Nessa edição do Link, a autora do livro Alone Together, Sherry Turkle escreve sobre como os meios digitais estão fracionando nossos relacionamentos:

No ambiente de trabalho contemporâneo, jovens que cresceram com medo de conversar chegam para trabalhar usando fones de ouvido. Ao passear pela biblioteca de uma universidade ou pelo escritório de uma empresa de tecnologia, vemos a mesma cena: estamos juntos, mas cada um ocupa sua bolha, digitando furiosamente em teclados e telas sensíveis.

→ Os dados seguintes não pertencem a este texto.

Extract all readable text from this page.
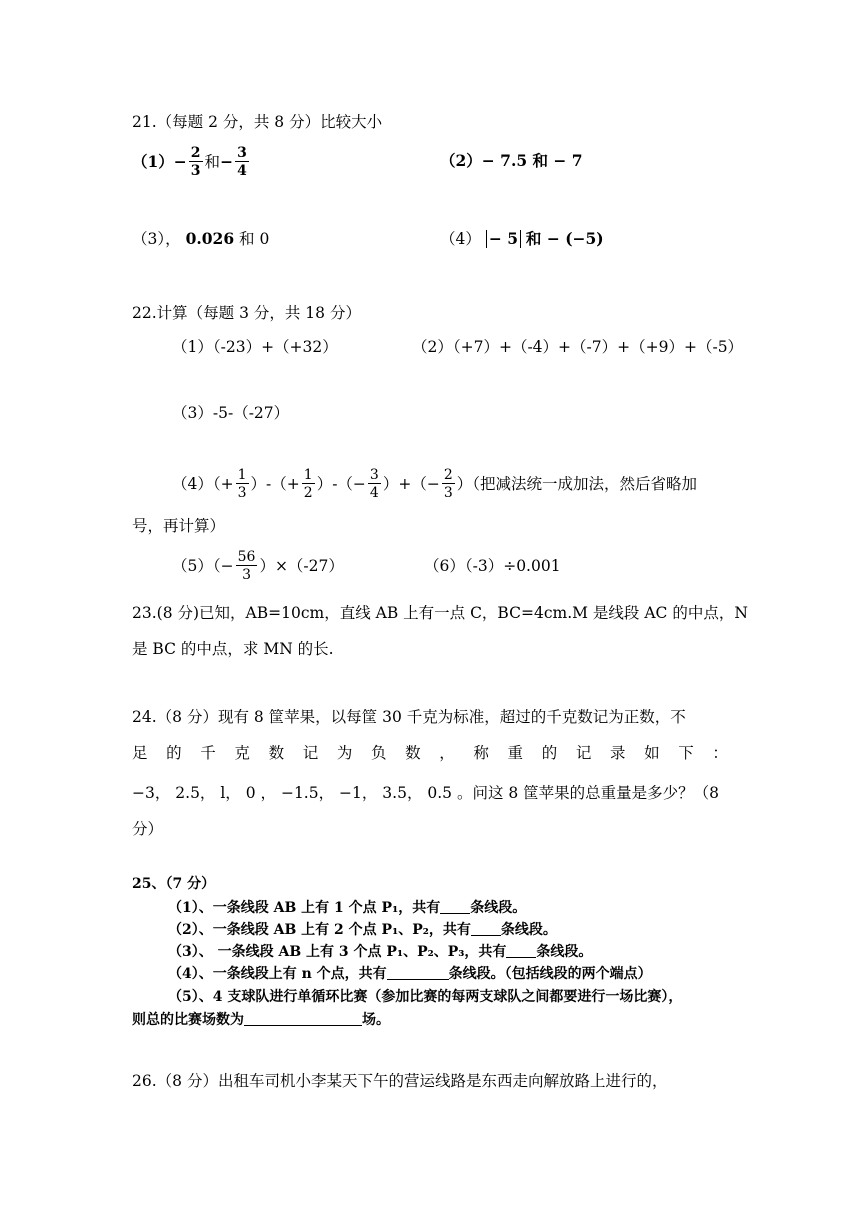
21.（每题 2 分，共 8 分）比较大小
$(1) - \frac{2}{3}$ 和 − $\frac{3}{4}$	（2）− 7.5 和 − 7
（3）， 0.026 和 0	（4） − 5 和 − (−5)
22.计算（每题 3 分，共 18 分）
（1）（-23）+（+32）	（2）（+7）+（-4）+（-7）+（+9）+（-5）
（3）-5-（-27）
$(4)(+ \frac{1}{3}$ ）-（+ $\frac{1}{2}$ ）-（− $\frac{3}{4}$ ）+（− $\frac{2}{3}$ ）（把减法统一成加法，然后省略加
号，再计算）
$(5)(- \frac{56}{3} )\times(-27)$	（6）（-3）÷0.001
23.(8 分)已知，AB=10cm，直线 AB 上有一点 C，BC=4cm.M 是线段 AC 的中点，N
是 BC 的中点，求 MN 的长.
24.（8 分）现有 8 筐苹果，以每筐 30 千克为标准，超过的千克数记为正数，不
足 的 千 克 数 记 为 负 数 ， 称 重 的 记 录 如 下 ：
−3， 2.5， l， 0 ， −1.5， −1， 3.5， 0.5 。问这 8 筐苹果的总重量是多少？（8
分）
25、（7 分）
（1）、一条线段 AB 上有 1 个点 P₁，共有 条线段。
（2）、一条线段 AB 上有 2 个点 P₁、P₂，共有 条线段。
（3）、 一条线段 AB 上有 3 个点 P₁、P₂、P₃，共有 条线段。
（4）、一条线段上有 n 个点，共有	条线段。（包括线段的两个端点）
（5）、4 支球队进行单循环比赛（参加比赛的每两支球队之间都要进行一场比赛），
则总的比赛场数为	场。
26.（8 分）出租车司机小李某天下午的营运线路是东西走向解放路上进行的，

Um sócio sênior de um escritório de advocacia de Boston (EUA) descreve a situação no seu trabalho. Jovens advogados depositam seu arsenal tecnológico sobre a mesa: laptops, iPods e numerosos celulares. E então eles põem os fones nos ouvidos. “Fones imensos, como os de pilotos. Eles transformam suas mesas em cabines de avião.” Assim, o escritório fica em silêncio, uma calma que não é quebrada.

No silêncio da conexão, as pessoas se confortam com a ideia de estar em contato com um grande número de pessoas – cuidadosamente mantidas à distância. Mas não é possível ter uma relação boa se usarmos a tecnologia para nos manter separados por distâncias controladas: nem perto demais, nem longe demais, no ponto certo.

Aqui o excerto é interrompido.